I like one of the first 2 myself…..the blue roan or the buckskin……both 5 yo. Mares 5 yo gelding nice too. I would probably not pick a 3 yr old. Based on looks only-as that is really all we have to go on. Keep in mind they may be way off on age, and 3 is just too close to too young to ride. JMHO


----------



## tinyliny (Oct 31, 2009)

narrow it down first by gender. then by age, then look at conformation.


----------



## Pidge (Sep 5, 2009)

I personally like the Buckskin mare (Tag number 0695) and the Dapple Gray Gelding (Tag number 7460). I like the gelding more, he is a good square horse, well built in my opinion, even if he might be a bit cow-hocked. The mare is good and square also, looks a bit bigger, but seems a bit strait in the hocks. I like them more than the others, they are a good age in my opinion also. Both are 5 yr old and should be full grown with their general confirmation set in stone. Someone with more experience might tell you different but those are my choices.


----------



## LukeMonster (Feb 8, 2014)

Thanks guys I like the buckskin mare, the bay roan is 2 years old gelding, and both Grey geldings.


----------



## Change (Jul 19, 2014)

Love the buckskin in the first batch, but I also like the bay in the top row of the 2nd group.
Buckskin has a nice neck, decent muscling, and her legs ought to look a bit better after a trim. Back's a bit long, but I could live with that.

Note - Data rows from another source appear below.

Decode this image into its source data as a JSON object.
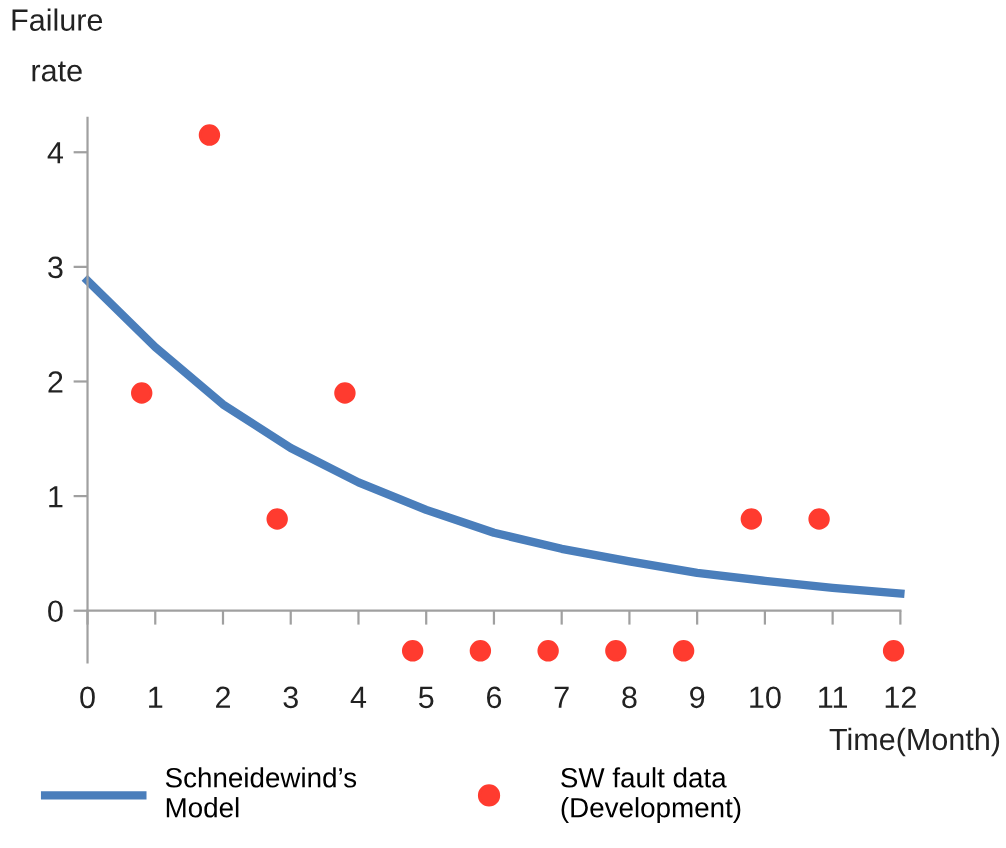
{
  "chart_data": {
    "type": "line",
    "xlabel": "Time(Month)",
    "ylabel": "Failure\nrate",
    "xlim": [
      0,
      12
    ],
    "xticks": [
      0,
      1,
      2,
      3,
      4,
      5,
      6,
      7,
      8,
      9,
      10,
      11,
      12
    ],
    "ylim": [
      -0.45,
      4.3
    ],
    "yticks": [
      0,
      1,
      2,
      3,
      4
    ],
    "grid": false,
    "legend": "bottom",
    "series": [
      {
        "name": "Schneidewind’s\nModel",
        "color": "#4a7ebb",
        "marker": "none",
        "line_style": "solid",
        "x": [
          0,
          1,
          2,
          3,
          4,
          5,
          6,
          7,
          8,
          9,
          10,
          11,
          12
        ],
        "values": [
          2.88,
          2.3,
          1.8,
          1.42,
          1.12,
          0.88,
          0.68,
          0.54,
          0.43,
          0.33,
          0.26,
          0.2,
          0.15
        ]
      },
      {
        "name": "SW fault data\n(Development)",
        "type": "scatter",
        "color": "#ff3b2f",
        "marker": "circle",
        "x": [
          0.8,
          1.8,
          2.8,
          3.8,
          4.8,
          5.8,
          6.8,
          7.8,
          8.8,
          9.8,
          10.8,
          11.9
        ],
        "values": [
          1.9,
          4.15,
          0.8,
          1.9,
          -0.35,
          -0.35,
          -0.35,
          -0.35,
          -0.35,
          0.8,
          0.8,
          -0.35
        ]
      }
    ]
  }
}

Wish the picture of the bay were a little larger, but she/he has a nice butt and shoulder. Well muscled gaskin. I'd bet this one could go and go and go while other horses pooped out!


----------



## Fahntasia (Dec 19, 2011)

I like the bay with the 2 socks and blaze, very pretty


----------



## LukeMonster (Feb 8, 2014)

Still can't decide lol
_Posted via Mobile Device_


----------



## Chopsticks (Mar 11, 2012)

as much fun as the ones with color are, the bay has the most balanced conformation by far.


----------



## BarrelracingArabian (Mar 31, 2010)

I like the brown (third one in of the second batch) and the buckskin in the first batch the best. 

I do like the little bay roan in the second batch however he looks young.


----------



## LukeMonster (Feb 8, 2014)

Yeah the roan is 2, age isn't a big factor. I don't mind young. I already have a5 year old coming. Here is another one...
_Posted via Mobile Device_


----------



## LukeMonster (Feb 8, 2014)

15hh 3 year old mare


----------



## Change (Jul 19, 2014)

Go with the bay. The buck's going to go higher dollar just because of the color. Bay's are a dime a dozen; but that boy's got potential.


----------



## LukeMonster (Feb 8, 2014)

They are all the same adoption fee
_Posted via Mobile Device_


----------